Following your logic, Java developers can now say “if you don’t like freedom of Java, use Rust/Haskell/Scala to validate everything at compile time”


Checked exceptions are part and parcel of a type system, though. If you have a foo function that returns a value or error you've got different options. Pseudo code they are:

foo():boolean throws Some, List, Of, Errors

foo():boolean | Some | List | Of | Errors

foo():(boolean | nil) , (nil | Some | List | Of | Errors)

The first is checked exceptions. The second is returning different types. Typically there's some sort of Option wrapper for ergonomics. The third returns a result, err tuple and by checking if err is nil you can see if foo succeeded.

Ultimately they are all the same. What differs is the boilerplate/syntax to accomplish what you want. If what you want is a generic error to handle unknown events then you gotta write it that way no matter which system you use.


You could say Rust error handling is more like checked than unchecked exceptions.


It is, that’s the whole point.


Java is not the only language that has checked exceptions. C++ has them too, for example, but thanks god virtually nobody uses them in C++.


Checked exceptions (i.e. "dynamic exception specification") were deprecated in C++11 and removed in C++17.

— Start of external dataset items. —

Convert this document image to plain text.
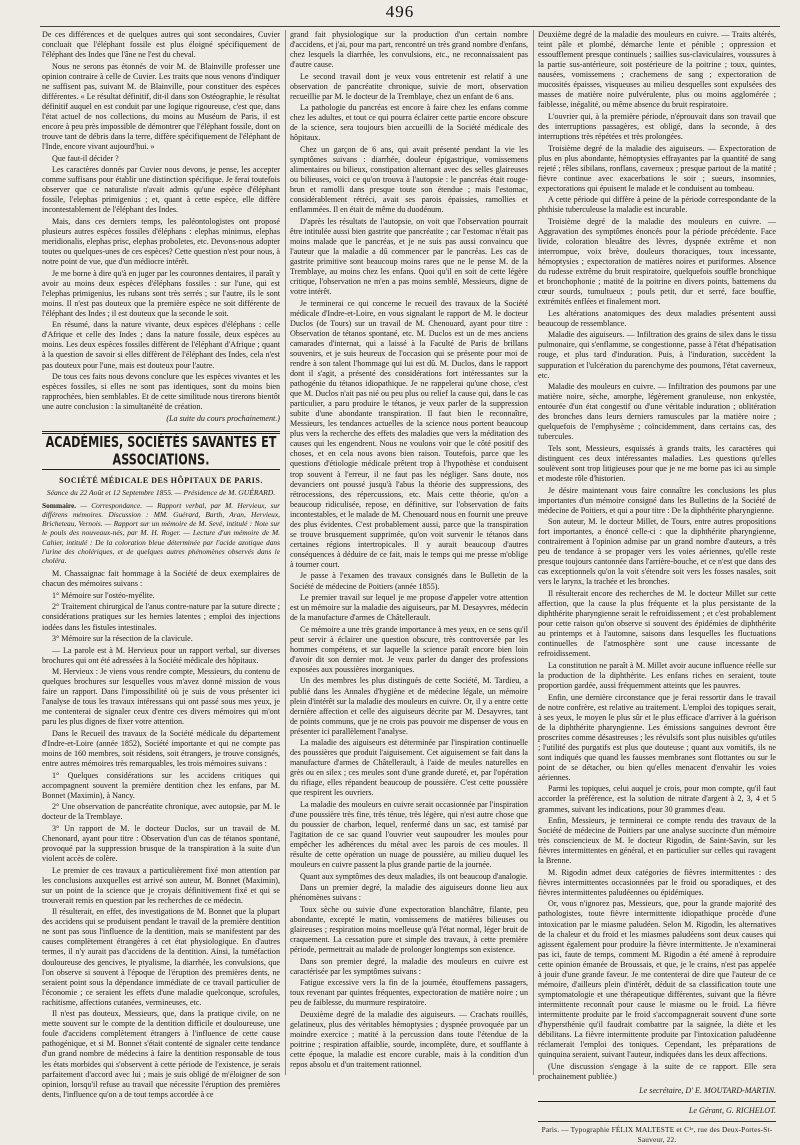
496

De ces différences et de quelques autres qui sont secondaires, Cuvier concluait que l'éléphant fossile est plus éloigné spécifiquement de l'éléphant des Indes que l'âne ne l'est du cheval.

Nous ne serons pas étonnés de voir M. de Blainville professer une opinion contraire à celle de Cuvier. Les traits que nous venons d'indiquer ne suffisent pas, suivant M. de Blainville, pour constituer des espèces différentes. « Le résultat définitif, dit-il dans son Ostéographie, le résultat définitif auquel en est conduit par une logique rigoureuse, c'est que, dans l'état actuel de nos collections, du moins au Muséum de Paris, il est encore à peu près impossible de démontrer que l'éléphant fossile, dont on trouve tant de débris dans la terre, diffère spécifiquement de l'éléphant de l'Inde, encore vivant aujourd'hui. »

Que faut-il décider ?

Les caractères donnés par Cuvier nous devons, je pense, les accepter comme suffisans pour établir une distinction spécifique. Je ferai toutefois observer que ce naturaliste n'avait admis qu'une espèce d'éléphant fossile, l'elephas primigenius ; et, quant à cette espèce, elle diffère incontestablement de l'éléphant des Indes.

Mais, dans ces derniers temps, les paléontologistes ont proposé plusieurs autres espèces fossiles d'éléphans : elephas minimus, elephas meridionalis, elephas prisc, elephas proboletes, etc. Devons-nous adopter toutes ou quelques-unes de ces espèces? Cette question n'est pour nous, à notre point de vue, que d'un médiocre intérêt.

Je me borne à dire qu'à en juger par les couronnes dentaires, il paraît y avoir au moins deux espèces d'éléphans fossiles : sur l'une, qui est l'elephas primigenius, les rubans sont très serrés ; sur l'autre, ils le sont moins. Il n'est pas douteux que la première espèce ne soit différente de l'éléphant des Indes ; il est douteux que la seconde le soit.

En résumé, dans la nature vivante, deux espèces d'éléphans : celle d'Afrique et celle des Indes ; dans la nature fossile, deux espèces au moins. Les deux espèces fossiles diffèrent de l'éléphant d'Afrique ; quant à la question de savoir si elles diffèrent de l'éléphant des Indes, cela n'est pas douteux pour l'une, mais est douteux pour l'autre.

De tous ces faits nous devons conclure que les espèces vivantes et les espèces fossiles, si elles ne sont pas identiques, sont du moins bien rapprochées, bien semblables. Et de cette similitude nous tirerons bientôt une autre conclusion : la simultanéité de création.

(La suite du cours prochainement.)

ACADÉMIES, SOCIÉTÉS SAVANTES ET ASSOCIATIONS.
SOCIÉTÉ MÉDICALE DES HÔPITAUX DE PARIS.
Séance du 22 Août et 12 Septembre 1855. — Présidence de M. GUÉRARD.
Sommaire. — Correspondance. — Rapport verbal, par M. Hervieux, sur différens mémoires. Discussion : MM. Guérard, Barth, Aran, Hervieux, Bricheteau, Vernois. — Rapport sur un mémoire de M. Sevé, intitulé : Note sur le pouls des nouveaux-nés, par M. H. Roger. — Lecture d'un mémoire de M. Cahier, intitulé : De la coloration bleue déterminée par l'acide azotique dans l'urine des cholériques, et de quelques autres phénomènes observés dans le choléra.

M. Chassaignac fait hommage à la Société de deux exemplaires de chacun des mémoires suivans :

1° Mémoire sur l'ostéo-myélite.

2° Traitement chirurgical de l'anus contre-nature par la suture directe ; considérations pratiques sur les hernies latentes ; emploi des injections iodées dans les fistules intestinales.

3° Mémoire sur la résection de la clavicule.

— La parole est à M. Hervieux pour un rapport verbal, sur diverses brochures qui ont été adressées à la Société médicale des hôpitaux.

M. Hervieux : Je viens vous rendre compte, Messieurs, du contenu de quelques brochures sur lesquelles vous m'avez donné mission de vous faire un rapport. Dans l'impossibilité où je suis de vous présenter ici l'analyse de tous les travaux intéressans qui ont passé sous mes yeux, je me contenterai de signaler ceux d'entre ces divers mémoires qui m'ont paru les plus dignes de fixer votre attention.

Dans le Recueil des travaux de la Société médicale du département d'Indre-et-Loire (année 1852), Société importante et qui ne compte pas moins de 160 membres, soit résidens, soit étrangers, je trouve consignés, entre autres mémoires très remarquables, les trois mémoires suivans :

1° Quelques considérations sur les accidens critiques qui accompagnent souvent la première dentition chez les enfans, par M. Bonnet (Maximin), à Nancy.

2° Une observation de pancréatite chronique, avec autopsie, par M. le docteur de la Tremblaye.

3° Un rapport de M. le docteur Duclos, sur un travail de M. Chenonard, ayant pour titre : Observation d'un cas de tétanos spontané, provoqué par la suppression brusque de la transpiration à la suite d'un violent accès de colère.

Le premier de ces travaux a particulièrement fixé mon attention par les conclusions auxquelles est arrivé son auteur, M. Bonnet (Maximin), sur un point de la science que je croyais définitivement fixé et qui se trouverait remis en question par les recherches de ce médecin.

Il résulterait, en effet, des investigations de M. Bonnet que la plupart des accidens qui se produisent pendant le travail de la première dentition ne sont pas sous l'influence de la dentition, mais se manifestent par des causes complètement étrangères à cet état physiologique. En d'autres termes, il n'y aurait pas d'accidens de la dentition. Ainsi, la tuméfaction douloureuse des gencives, le ptyalisme, la diarrhée, les convulsions, que l'on observe si souvent à l'époque de l'éruption des premières dents, ne seraient point sous la dépendance immédiate de ce travail particulier de l'économie ; ce seraient les effets d'une maladie quelconque, scrofules, rachitisme, affections cutanées, vermineuses, etc.

Il n'est pas douteux, Messieurs, que, dans la pratique civile, on ne mette souvent sur le compte de la dentition difficile et douloureuse, une foule d'accidens complètement étrangers à l'influence de cette cause pathogénique, et si M. Bonnet s'était contenté de signaler cette tendance d'un grand nombre de médecins à faire la dentition responsable de tous les états morbides qui s'observent à cette période de l'existence, je serais parfaitement d'accord avec lui ; mais je suis obligé de m'éloigner de son opinion, lorsqu'il refuse au travail que nécessite l'éruption des premières dents, l'influence qu'on a de tout temps accordée à ce

grand fait physiologique sur la production d'un certain nombre d'accidens, et j'ai, pour ma part, rencontré un très grand nombre d'enfans, chez lesquels la diarrhée, les convulsions, etc., ne reconnaissaient pas d'autre cause.

Le second travail dont je veux vous entretenir est relatif à une observation de pancréatite chronique, suivie de mort, observation recueillie par M. le docteur de la Tremblaye, chez un enfant de 6 ans.

La pathologie du pancréas est encore à faire chez les enfans comme chez les adultes, et tout ce qui pourra éclairer cette partie encore obscure de la science, sera toujours bien accueilli de la Société médicale des hôpitaux.

Chez un garçon de 6 ans, qui avait présenté pendant la vie les symptômes suivans : diarrhée, douleur épigastrique, vomissemens alimentaires ou bilieux, constipation alternant avec des selles glaireuses ou bilieuses, voici ce qu'on trouva à l'autopsie : le pancréas était rouge-brun et ramolli dans presque toute son étendue ; mais l'estomac, considérablement rétréci, avait ses parois épaissies, ramollies et enflammées. Il en était de même du duodénum.

D'après les résultats de l'autopsie, on voit que l'observation pourrait être intitulée aussi bien gastrite que pancréatite ; car l'estomac n'était pas moins malade que le pancréas, et je ne suis pas aussi convaincu que l'auteur que la maladie a dû commencer par le pancréas. Les cas de gastrite primitive sont beaucoup moins rares que ne le pense M. de la Tremblaye, au moins chez les enfans. Quoi qu'il en soit de cette légère critique, l'observation ne m'en a pas moins semblé, Messieurs, digne de votre intérêt.

Je terminerai ce qui concerne le recueil des travaux de la Société médicale d'Indre-et-Loire, en vous signalant le rapport de M. le docteur Duclos (de Tours) sur un travail de M. Chenouard, ayant pour titre : Observation de tétanos spontané, etc. M. Duclos est un de mes anciens camarades d'internat, qui a laissé à la Faculté de Paris de brillans souvenirs, et je suis heureux de l'occasion qui se présente pour moi de rendre à son talent l'hommage qui lui est dû. M. Duclos, dans le rapport dont il s'agit, a présenté des considérations fort intéressantes sur la pathogénie du tétanos idiopathique. Je ne rappelerai qu'une chose, c'est que M. Duclos n'ait pas nié ou peu plus ou relief la cause qui, dans le cas particulier, a paru produire le tétanos, je veux parler de la suppression subite d'une abondante transpiration. Il faut bien le reconnaître, Messieurs, les tendances actuelles de la science nous portent beaucoup plus vers la recherche des effets des maladies que vers la méditation des causes qui les engendrent. Nous ne voulons voir que le côté positif des choses, et en cela nous avons bien raison. Toutefois, parce que les questions d'étiologie médicale prêtent trop à l'hypothèse et conduisent trop souvent à l'erreur, il ne faut pas les négliger. Sans doute, nos devanciers ont poussé jusqu'à l'abus la théorie des suppressions, des rétrocessions, des répercussions, etc. Mais cette théorie, qu'on a beaucoup ridiculisée, repose, en définitive, sur l'observation de faits incontestables, et le malade de M. Chenouard nous en fournit une preuve des plus évidentes. C'est probablement aussi, parce que la transpiration se trouve brusquement supprimée, qu'on voit survenir le tétanos dans certaines régions intertropicales. Il y aurait beaucoup d'autres conséquences à déduire de ce fait, mais le temps qui me presse m'oblige à tourner court.

Je passe à l'examen des travaux consignés dans le Bulletin de la Société de médecine de Poitiers (année 1855).

Le premier travail sur lequel je me propose d'appeler votre attention est un mémoire sur la maladie des aiguiseurs, par M. Desayvres, médecin de la manufacture d'armes de Châtellerault.

Ce mémoire a une très grande importance à mes yeux, en ce sens qu'il peut servir à éclairer une question obscure, très controversée par les hommes compétens, et sur laquelle la science paraît encore bien loin d'avoir dit son dernier mot. Je veux parler du danger des professions exposées aux poussières inorganiques.

Un des membres les plus distingués de cette Société, M. Tardieu, a publié dans les Annales d'hygiène et de médecine légale, un mémoire plein d'intérêt sur la maladie des mouleurs en cuivre. Or, il y a entre cette dernière affection et celle des aiguiseurs décrite par M. Desayvres, tant de points communs, que je ne crois pas pouvoir me dispenser de vous en présenter ici parallèlement l'analyse.

La maladie des aiguiseurs est déterminée par l'inspiration continuelle des poussières que produit l'aiguisement. Cet aiguisement se fait dans la manufacture d'armes de Châtellerault, à l'aide de meules naturelles en grès ou en silex ; ces meules sont d'une grande dureté, et, par l'opération du rifiage, elles répandent beaucoup de poussière. C'est cette poussière que respirent les ouvriers.

La maladie des mouleurs en cuivre serait occasionnée par l'inspiration d'une poussière très fine, très ténue, très légère, qui n'est autre chose que du poussier de charbon, lequel, renfermé dans un sac, est tamisé par l'agitation de ce sac quand l'ouvrier veut saupoudrer les moules pour empêcher les adhérences du métal avec les parois de ces moules. Il résulte de cette opération un nuage de poussière, au milieu duquel les mouleurs en cuivre passent la plus grande partie de la journée.

Quant aux symptômes des deux maladies, ils ont beaucoup d'analogie.

Dans un premier degré, la maladie des aiguiseurs donne lieu aux phénomènes suivans :

Toux sèche ou suivie d'une expectoration blanchâtre, filante, peu abondante, excepté le matin, vomissemens de matières bilieuses ou glaireuses ; respiration moins moelleuse qu'à l'état normal, léger bruit de craquement. La cessation pure et simple des travaux, à cette première période, permettrait au malade de prolonger longtemps son existence.

Dans son premier degré, la maladie des mouleurs en cuivre est caractérisée par les symptômes suivans :

Fatigue excessive vers la fin de la journée, étouffemens passagers, toux revenant par quintes fréquentes, expectoration de matière noire ; un peu de faiblesse, du murmure respiratoire.

Deuxième degré de la maladie des aiguiseurs. — Crachats rouillés, gelatineux, plus des véritables hémoptysies ; dyspnée provoquée par un moindre exercice ; matité à la percussion dans toute l'étendue de la poitrine ; respiration affaiblie, sourde, incomplète, dure, et soufflante à cette époque, la maladie est encore curable, mais à la condition d'un repos absolu et d'un traitement rationnel.

Deuxième degré de la maladie des mouleurs en cuivre. — Traits altérés, teint pâle et plombé, démarche lente et pénible ; oppression et essoufflement presque continuels ; saillies sus-claviculaires, voussures à la partie sus-antérieure, soit postérieure de la poitrine ; toux, quintes, nausées, vomissemens ; crachemens de sang ; expectoration de mucosités épaisses, visqueuses au milieu desquelles sont expulsées des masses de matière noire pulvérulente, plus ou moins agglomérée ; faiblesse, inégalité, ou même absence du bruit respiratoire.

L'ouvrier qui, à la première période, n'éprouvait dans son travail que des interruptions passagères, est obligé, dans la seconde, à des interruptions très répétées et très prolongées.

Troisième degré de la maladie des aiguiseurs. — Expectoration de plus en plus abondante, hémoptysies effrayantes par la quantité de sang rejeté ; rêles sibilans, ronflans, caverneux ; presque partout de la matité ; fièvre continue avec exacerbations le soir ; sueurs, insomnies, expectorations qui épuisent le malade et le conduisent au tombeau.

A cette période qui diffère à peine de la période correspondante de la phthisie tuberculeuse la maladie est incurable.

Troisième degré de la maladie des mouleurs en cuivre. — Aggravation des symptômes énoncés pour la période précédente. Face livide, coloration bleuâtre des lèvres, dyspnée extrême et non interrompue, voix brève, douleurs thoraciques, toux incessante, hémoptysies ; expectoration de matières noires et puriformes. Absence du rudesse extrême du bruit respiratoire, quelquefois souffle bronchique et bronchophonie ; matité de la poitrine en divers points, battemens du cœur sourds, tumultueux ; pouls petit, dur et serré, face bouffie, extrémités enflées et finalement mort.

Les altérations anatomiques des deux maladies présentent aussi beaucoup de ressemblance.

Maladie des aiguiseurs. — Infiltration des grains de silex dans le tissu pulmonaire, qui s'enflamme, se congestionne, passe à l'état d'hépatisation rouge, et plus tard d'induration. Puis, à l'induration, succèdent la suppuration et l'ulcération du parenchyme des poumons, l'état caverneux, etc.

Maladie des mouleurs en cuivre. — Infiltration des poumons par une matière noire, sèche, amorphe, légèrement granuleuse, non enkystée, entourée d'un état congestif ou d'une véritable induration ; oblitération des bronches dans leurs derniers ramuscules par la matière noire ; quelquefois de l'emphysème ; coïncidemment, dans certains cas, des tubercules.

Tels sont, Messieurs, esquissés à grands traits, les caractères qui distinguent ces deux intéressantes maladies. Les questions qu'elles soulèvent sont trop litigieuses pour que je ne me borne pas ici au simple et modeste rôle d'historien.

Je désire maintenant vous faire connaître les conclusions les plus importantes d'un mémoire consigné dans les Bulletins de la Société de médecine de Poitiers, et qui a pour titre : De la diphthérite pharyngienne.

Son auteur, M. le docteur Millet, de Tours, entre autres propositions fort importantes, a énoncé celle-ci : que la diphthérite pharyngienne, contrairement à l'opinion admise par un grand nombre d'auteurs, a très peu de tendance à se propager vers les voies aériennes, qu'elle reste presque toujours cantonnée dans l'arrière-bouche, et ce n'est que dans des cas exceptionnels qu'on la voit s'étendre soit vers les fosses nasales, soit vers le larynx, la trachée et les bronches.

Il résulterait encore des recherches de M. le docteur Millet sur cette affection, que la cause la plus fréquente et la plus persistante de la diphthérite pharyngienne serait le refroidissement ; et c'est probablement pour cette raison qu'on observe si souvent des épidémies de diphthérite au printemps et à l'automne, saisons dans lesquelles les fluctuations continuelles de l'atmosphère sont une cause incessante de refroidissement.

La constitution ne paraît à M. Millet avoir aucune influence réelle sur la production de la diphthérite. Les enfans riches en seraient, toute proportion gardée, aussi fréquemment atteints que les pauvres.

Enfin, une dernière circonstance que je ferai ressortir dans le travail de notre confrère, est relative au traitement. L'emploi des topiques serait, à ses yeux, le moyen le plus sûr et le plus efficace d'arriver à la guérison de la diphthérite pharyngienne. Les émissions sanguines devront être proscrites comme désastreuses ; les révulsifs sont plus nuisibles qu'utiles ; l'utilité des purgatifs est plus que douteuse ; quant aux vomitifs, ils ne sont indiqués que quand les fausses membranes sont flottantes ou sur le point de se détacher, ou bien qu'elles menacent d'envahir les voies aériennes.

Parmi les topiques, celui auquel je crois, pour mon compte, qu'il faut accorder la préférence, est la solution de nitrate d'argent à 2, 3, 4 et 5 grammes, suivant les indications, pour 30 grammes d'eau.

Enfin, Messieurs, je terminerai ce compte rendu des travaux de la Société de médecine de Poitiers par une analyse succincte d'un mémoire très consciencieux de M. le docteur Rigodin, de Saint-Savin, sur les fièvres intermittentes en général, et en particulier sur celles qui ravagent la Brenne.

M. Rigodin admet deux catégories de fièvres intermittentes : des fièvres intermittentes occasionnées par le froid ou sporadiques, et des fièvres intermittentes paludéennes ou épidémiques.

Or, vous n'ignorez pas, Messieurs, que, pour la grande majorité des pathologistes, toute fièvre intermittente idiopathique procède d'une intoxication par le miasme paludéen. Selon M. Rigodin, les alternatives de la chaleur et du froid et les miasmes paludéens sont deux causes qui agissent également pour produire la fièvre intermittente. Je n'examinerai pas ici, faute de temps, comment M. Rigodin a été amené à reproduire cette opinion émanée de Broussais, et que, je le crains, n'est pas appelée à jouir d'une grande faveur. Je me contenterai de dire que l'auteur de ce mémoire, d'ailleurs plein d'intérêt, déduit de sa classification toute une symptomatologie et une thérapeutique différentes, suivant que la fièvre intermittente reconnaît pour cause le miasme ou le froid. La fièvre intermittente produite par le froid s'accompagnerait souvent d'une sorte d'hypersthénie qu'il faudrait combattre par la saignée, la diète et les débilitans. La fièvre intermittente produite par l'intoxication paludéenne réclamerait l'emploi des toniques. Cependant, les préparations de quinquina seraient, suivant l'auteur, indiquées dans les deux affections.

(Une discussion s'engage à la suite de ce rapport. Elle sera prochainement publiée.)

Le secrétaire, D' E. MOUTARD-MARTIN.

Le Gérant, G. RICHELOT.

Paris. — Typographie FÉLIX MALTESTE et C¹ᵉ, rue des Deux-Portes-St-Sauveur, 22.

C++ never had checked exceptions. It had dynamic exception specifications but they were a very different (and useless) thing as they were runtime checked not statically.

I wish C++ had checked exceptions.


> The point is, if you don't need the rigor of a strongly typed compiled language

This has nothing to do with strongly typed compiled languages vs alternatives.


Perhaps a bash script is all you need.

Brutal, even for this site


Java almost took pride in making the developer jump through extra hoops

That's exactly it. A holier-than-thou stance, reprised by most comments in this post.

Checked exceptions were a PITA.

Someone has recommended to use another language if you didn't like it. Unfortunately my employer at that time had entered a partnership with Sun that prevented that :)

Another ideological prohibition: no pointers. Well, how do you assign event handlers then? People were extremely confused with anonymous classes. I got the reason instantly.


> Checked exceptions - a feature that seems to be a cost to the developer 100% of the time

That's because exceptions are overused for not-truly-exceptional conditions. Languages that throw exceptions when a dictionary does not have a key you're looking for are doing it wrong.